[10]

31 5 16
                                    

"Ah, apa yang aku katakan? Lupakan, lupakan. Anggap aku tidak mengatakan apa-apa," ia gelisah. Matanya bergerak ke sana dan ke sini. Jelas sekali dari ekspresi di wajahnya kalau ia menyesali apa yang telah ia ucapkan barusan.

Aku mengerti kenapa dia gelisah. Dia meminta bantuanku untuk mengubur perasaannya terhadap Hani, tapi ia lupa mengenai perasaanku. Makanya ia gelagapan sekarang.

Tanganku bergerak sesuai perintahku. Ia menjulur ke depan dan menjentik dahi pemuda yang ada di depanku. Deka terkejut alih-alih kesakitan.

"Apa yang barusan kamu lakukan?" tanyanya, dahinya berkerut.

"Menghiburmu, kurasa," aku mengangkat bahuku dengan acuh dan tersenyum simpul. Sebenarnya aku juga tidak tahu kenapa aku memikirkan hal semacam 'menjentik dirinya'. Aku tidak tahu darimana pikiran itu muncul.

Tiba-tiba dia tertawa. Iya, dia tertawa karena ulahku, mungkin?

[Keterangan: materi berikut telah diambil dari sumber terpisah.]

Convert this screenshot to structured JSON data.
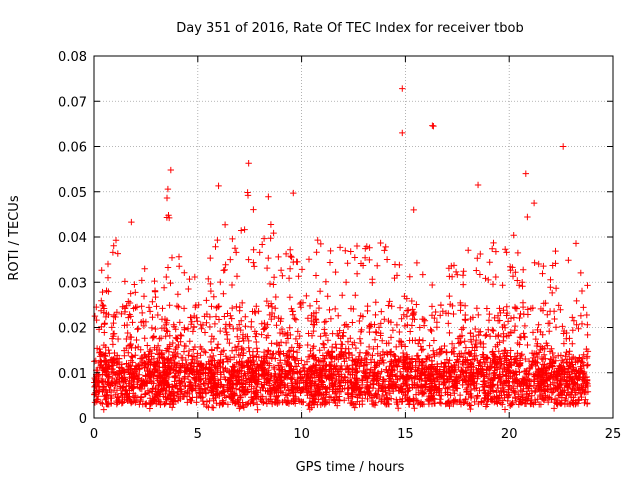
{
  "chart_data": {
    "type": "scatter",
    "title": "Day 351 of 2016, Rate Of TEC Index for receiver tbob",
    "xlabel": "GPS time / hours",
    "ylabel": "ROTI / TECUs",
    "xlim": [
      0,
      25
    ],
    "ylim": [
      0,
      0.08
    ],
    "x_ticks": [
      0,
      5,
      10,
      15,
      20,
      25
    ],
    "x_tick_labels": [
      "0",
      "5",
      "10",
      "15",
      "20",
      "25"
    ],
    "y_ticks": [
      0,
      0.01,
      0.02,
      0.03,
      0.04,
      0.05,
      0.06,
      0.07,
      0.08
    ],
    "y_tick_labels": [
      "0",
      "0.01",
      "0.02",
      "0.03",
      "0.04",
      "0.05",
      "0.06",
      "0.07",
      "0.08"
    ],
    "grid": true,
    "marker": "plus",
    "color": "#ff0000",
    "x_data_range": [
      0,
      23.8
    ],
    "outliers": [
      {
        "x": 14.85,
        "y": 0.0728
      },
      {
        "x": 14.85,
        "y": 0.063
      },
      {
        "x": 16.3,
        "y": 0.0646
      },
      {
        "x": 16.35,
        "y": 0.0645
      },
      {
        "x": 22.6,
        "y": 0.06
      },
      {
        "x": 7.45,
        "y": 0.0563
      },
      {
        "x": 20.8,
        "y": 0.054
      },
      {
        "x": 3.7,
        "y": 0.0548
      },
      {
        "x": 18.5,
        "y": 0.0515
      },
      {
        "x": 6.0,
        "y": 0.0513
      },
      {
        "x": 9.6,
        "y": 0.0497
      },
      {
        "x": 8.4,
        "y": 0.0489
      },
      {
        "x": 21.2,
        "y": 0.0475
      },
      {
        "x": 15.4,
        "y": 0.046
      },
      {
        "x": 1.8,
        "y": 0.0433
      }
    ],
    "envelope": [
      {
        "x": 0.0,
        "y": 0.031
      },
      {
        "x": 0.5,
        "y": 0.034
      },
      {
        "x": 1.0,
        "y": 0.041
      },
      {
        "x": 1.5,
        "y": 0.03
      },
      {
        "x": 2.0,
        "y": 0.031
      },
      {
        "x": 2.5,
        "y": 0.035
      },
      {
        "x": 3.0,
        "y": 0.033
      },
      {
        "x": 3.6,
        "y": 0.052
      },
      {
        "x": 4.0,
        "y": 0.038
      },
      {
        "x": 4.5,
        "y": 0.04
      },
      {
        "x": 5.0,
        "y": 0.031
      },
      {
        "x": 5.5,
        "y": 0.033
      },
      {
        "x": 6.0,
        "y": 0.049
      },
      {
        "x": 6.5,
        "y": 0.04
      },
      {
        "x": 7.0,
        "y": 0.042
      },
      {
        "x": 7.5,
        "y": 0.052
      },
      {
        "x": 8.0,
        "y": 0.04
      },
      {
        "x": 8.5,
        "y": 0.045
      },
      {
        "x": 9.0,
        "y": 0.038
      },
      {
        "x": 9.5,
        "y": 0.04
      },
      {
        "x": 10.0,
        "y": 0.036
      },
      {
        "x": 10.5,
        "y": 0.038
      },
      {
        "x": 11.0,
        "y": 0.044
      },
      {
        "x": 11.5,
        "y": 0.04
      },
      {
        "x": 12.0,
        "y": 0.042
      },
      {
        "x": 12.5,
        "y": 0.037
      },
      {
        "x": 13.0,
        "y": 0.04
      },
      {
        "x": 13.5,
        "y": 0.038
      },
      {
        "x": 14.0,
        "y": 0.041
      },
      {
        "x": 14.5,
        "y": 0.035
      },
      {
        "x": 15.0,
        "y": 0.033
      },
      {
        "x": 15.5,
        "y": 0.04
      },
      {
        "x": 16.0,
        "y": 0.036
      },
      {
        "x": 16.5,
        "y": 0.031
      },
      {
        "x": 17.0,
        "y": 0.033
      },
      {
        "x": 17.5,
        "y": 0.035
      },
      {
        "x": 18.0,
        "y": 0.043
      },
      {
        "x": 18.5,
        "y": 0.04
      },
      {
        "x": 19.0,
        "y": 0.037
      },
      {
        "x": 19.5,
        "y": 0.041
      },
      {
        "x": 20.0,
        "y": 0.042
      },
      {
        "x": 20.5,
        "y": 0.045
      },
      {
        "x": 21.0,
        "y": 0.049
      },
      {
        "x": 21.5,
        "y": 0.035
      },
      {
        "x": 22.0,
        "y": 0.038
      },
      {
        "x": 22.5,
        "y": 0.042
      },
      {
        "x": 23.0,
        "y": 0.036
      },
      {
        "x": 23.5,
        "y": 0.043
      },
      {
        "x": 23.8,
        "y": 0.03
      }
    ],
    "typical_y_range": [
      0.003,
      0.025
    ],
    "dense_band_y": 0.009
  }
}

Jika kalian bertanya apa yang paling aku sukai selain bakso dan es krim, maka jawabannya adalah tawa orang yang kusayangi. Tepat di depanku, seorang pemuda yang baru kukenal tertawa dengan lepas. Aku tidak mengatakan kalau aku sudah menyayanginya, namun aku bahagia ketika dia tertawa. Rasanya perasaan khawatirku hilang dalam sekejap dan digantikan dengan suara tawanya yang begitu adiktif. Aku menginginkan suara ini setiap hari.

Lamunanku terhenti karena seseorang menepuk-nepuk kakiku. Deka memandangku dengan heran dan khawatir. "Ponselmu berdering terus," ujarnya.

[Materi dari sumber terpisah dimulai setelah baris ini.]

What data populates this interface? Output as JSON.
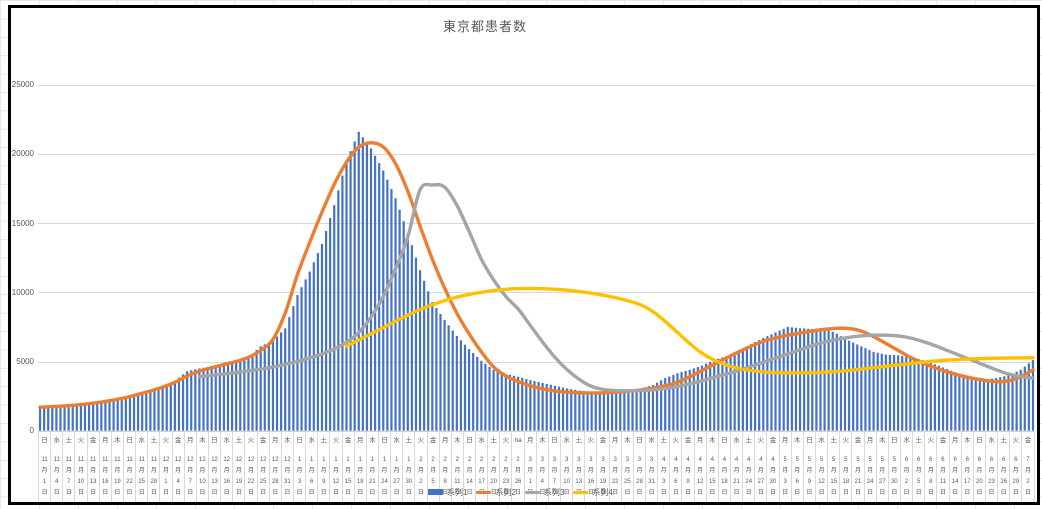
{
  "chart_data": {
    "type": "bar",
    "title": "東京都患者数",
    "xlabel": "",
    "ylabel": "",
    "ylim": [
      0,
      25000
    ],
    "y_tick_step": 5000,
    "y_tick_labels": [
      "0",
      "5000",
      "10000",
      "15000",
      "20000",
      "25000"
    ],
    "grid": true,
    "legend_position": "bottom",
    "categories_note": "vertical labels: weekday + month/day, one label every 3 days, daily bars",
    "categories": [
      [
        "日",
        11,
        1
      ],
      [
        "水",
        11,
        4
      ],
      [
        "土",
        11,
        7
      ],
      [
        "火",
        11,
        10
      ],
      [
        "金",
        11,
        13
      ],
      [
        "月",
        11,
        16
      ],
      [
        "木",
        11,
        19
      ],
      [
        "日",
        11,
        22
      ],
      [
        "水",
        11,
        25
      ],
      [
        "土",
        11,
        28
      ],
      [
        "火",
        12,
        1
      ],
      [
        "金",
        12,
        4
      ],
      [
        "月",
        12,
        7
      ],
      [
        "木",
        12,
        10
      ],
      [
        "日",
        12,
        13
      ],
      [
        "水",
        12,
        16
      ],
      [
        "土",
        12,
        19
      ],
      [
        "火",
        12,
        22
      ],
      [
        "金",
        12,
        25
      ],
      [
        "月",
        12,
        28
      ],
      [
        "木",
        12,
        31
      ],
      [
        "日",
        1,
        3
      ],
      [
        "水",
        1,
        6
      ],
      [
        "土",
        1,
        9
      ],
      [
        "火",
        1,
        12
      ],
      [
        "金",
        1,
        15
      ],
      [
        "月",
        1,
        18
      ],
      [
        "木",
        1,
        21
      ],
      [
        "日",
        1,
        24
      ],
      [
        "水",
        1,
        27
      ],
      [
        "土",
        1,
        30
      ],
      [
        "火",
        2,
        2
      ],
      [
        "金",
        2,
        5
      ],
      [
        "月",
        2,
        8
      ],
      [
        "木",
        2,
        11
      ],
      [
        "日",
        2,
        14
      ],
      [
        "水",
        2,
        17
      ],
      [
        "土",
        2,
        20
      ],
      [
        "火",
        2,
        23
      ],
      [
        "ha",
        2,
        26
      ],
      [
        "月",
        3,
        1
      ],
      [
        "木",
        3,
        4
      ],
      [
        "日",
        3,
        7
      ],
      [
        "水",
        3,
        10
      ],
      [
        "土",
        3,
        13
      ],
      [
        "火",
        3,
        16
      ],
      [
        "金",
        3,
        19
      ],
      [
        "月",
        3,
        22
      ],
      [
        "木",
        3,
        25
      ],
      [
        "日",
        3,
        28
      ],
      [
        "水",
        3,
        31
      ],
      [
        "土",
        4,
        3
      ],
      [
        "火",
        4,
        6
      ],
      [
        "金",
        4,
        9
      ],
      [
        "月",
        4,
        12
      ],
      [
        "木",
        4,
        15
      ],
      [
        "日",
        4,
        18
      ],
      [
        "水",
        4,
        21
      ],
      [
        "土",
        4,
        24
      ],
      [
        "火",
        4,
        27
      ],
      [
        "金",
        4,
        30
      ],
      [
        "月",
        5,
        3
      ],
      [
        "木",
        5,
        6
      ],
      [
        "日",
        5,
        9
      ],
      [
        "水",
        5,
        12
      ],
      [
        "土",
        5,
        15
      ],
      [
        "火",
        5,
        18
      ],
      [
        "金",
        5,
        21
      ],
      [
        "月",
        5,
        24
      ],
      [
        "木",
        5,
        27
      ],
      [
        "日",
        5,
        30
      ],
      [
        "水",
        6,
        2
      ],
      [
        "土",
        6,
        5
      ],
      [
        "火",
        6,
        8
      ],
      [
        "金",
        6,
        11
      ],
      [
        "月",
        6,
        14
      ],
      [
        "木",
        6,
        17
      ],
      [
        "日",
        6,
        20
      ],
      [
        "水",
        6,
        23
      ],
      [
        "土",
        6,
        26
      ],
      [
        "火",
        6,
        29
      ],
      [
        "金",
        7,
        2
      ]
    ],
    "series": [
      {
        "name": "系列1",
        "type": "bar",
        "color": "#4472C4",
        "values": [
          1700,
          1750,
          1800,
          1900,
          2000,
          2150,
          2300,
          2500,
          2750,
          2950,
          3200,
          3600,
          4300,
          4500,
          4650,
          4800,
          5000,
          5300,
          6100,
          6500,
          7400,
          9800,
          11500,
          13500,
          16300,
          19500,
          21600,
          20400,
          18800,
          16800,
          14300,
          11600,
          9300,
          8000,
          6850,
          5900,
          5050,
          4400,
          4100,
          3900,
          3650,
          3450,
          3250,
          3050,
          2900,
          2800,
          2850,
          2900,
          2950,
          3050,
          3300,
          3800,
          4150,
          4400,
          4700,
          5100,
          5400,
          5800,
          6250,
          6700,
          7100,
          7500,
          7400,
          7350,
          7450,
          7000,
          6500,
          6100,
          5700,
          5500,
          5450,
          5300,
          5100,
          4800,
          4450,
          4100,
          3850,
          3700,
          3800,
          4000,
          4400,
          5100
        ]
      },
      {
        "name": "系列2",
        "type": "line",
        "color": "#ED7D31",
        "values": [
          1700,
          1740,
          1790,
          1860,
          1950,
          2070,
          2220,
          2400,
          2620,
          2870,
          3150,
          3500,
          3950,
          4300,
          4550,
          4780,
          5000,
          5300,
          5800,
          6600,
          8500,
          11300,
          13600,
          15800,
          17800,
          19400,
          20500,
          20800,
          20500,
          19300,
          17300,
          14800,
          12400,
          10300,
          8500,
          7000,
          5700,
          4600,
          3950,
          3550,
          3250,
          3020,
          2870,
          2780,
          2740,
          2730,
          2740,
          2780,
          2850,
          2950,
          3070,
          3250,
          3500,
          3900,
          4350,
          4800,
          5250,
          5700,
          6100,
          6450,
          6700,
          6900,
          7050,
          7200,
          7320,
          7400,
          7380,
          7200,
          6800,
          6300,
          5800,
          5300,
          4900,
          4550,
          4250,
          4000,
          3800,
          3650,
          3550,
          3600,
          3900,
          4400
        ]
      },
      {
        "name": "系列3",
        "type": "line",
        "color": "#A5A5A5",
        "values": [
          null,
          null,
          null,
          null,
          null,
          null,
          null,
          null,
          null,
          null,
          null,
          null,
          null,
          3900,
          4000,
          4100,
          4200,
          4320,
          4450,
          4600,
          4800,
          5000,
          5250,
          5550,
          5900,
          6400,
          7100,
          8200,
          9700,
          11700,
          14000,
          17400,
          17750,
          17600,
          16300,
          14400,
          12400,
          10900,
          9700,
          8800,
          7600,
          6400,
          5300,
          4400,
          3700,
          3200,
          2980,
          2900,
          2880,
          2900,
          2950,
          3050,
          3200,
          3380,
          3600,
          3850,
          4100,
          4350,
          4650,
          4950,
          5250,
          5550,
          5850,
          6150,
          6400,
          6600,
          6750,
          6850,
          6900,
          6900,
          6850,
          6700,
          6450,
          6150,
          5800,
          5450,
          5100,
          4750,
          4400,
          4100,
          3900,
          3800
        ]
      },
      {
        "name": "系列4",
        "type": "line",
        "color": "#FFC000",
        "values": [
          null,
          null,
          null,
          null,
          null,
          null,
          null,
          null,
          null,
          null,
          null,
          null,
          null,
          null,
          null,
          null,
          null,
          null,
          null,
          null,
          null,
          null,
          null,
          null,
          null,
          6100,
          6550,
          7000,
          7450,
          7900,
          8350,
          8750,
          9100,
          9400,
          9650,
          9850,
          10000,
          10130,
          10220,
          10270,
          10280,
          10260,
          10220,
          10150,
          10050,
          9930,
          9780,
          9600,
          9380,
          9100,
          8600,
          7900,
          7100,
          6300,
          5600,
          5100,
          4750,
          4500,
          4350,
          4250,
          4200,
          4180,
          4180,
          4200,
          4230,
          4280,
          4350,
          4450,
          4550,
          4650,
          4750,
          4850,
          4950,
          5030,
          5100,
          5150,
          5190,
          5220,
          5240,
          5250,
          5260,
          5270
        ]
      }
    ]
  }
}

Benar sekali, ponselku berdering dan aku tidak mendengarnya. Aku mungkin sudah kehilangan akal karena terlalu banyak pikiran. Tanganku meraih ponsel yang ada di saku celana, tertulis nama Kak Mina di sana.

"Halo?" sapaku.

Ia mengingatkan kalau hari ini aku harus hadir untuk melihat latihan dari anak-anak Seni, juga aku harus menilai musik dan peralatan yang harus ada di panggung atau baju pemerannya. Ya, ini karena aku si penulis naskah jadi mereka membutuhkanku sekarang. Aku segera menutup telepon setelah Kak Mina mengingatkanku dengan nada yang mengancam.

"Seniormu?" tanyanya.

Aku mengangguk dan memasukkan kembali ponselku ke dalam saku. "Kamu sudah menyiapkan backsoundnya?" tanyaku.

"Ah, ya, maaf. Aku belum selesai, beri aku sedikit waktu lagi ya?"

"Santai, pementasannya masih lama. Kamu masih punya cukup waktu."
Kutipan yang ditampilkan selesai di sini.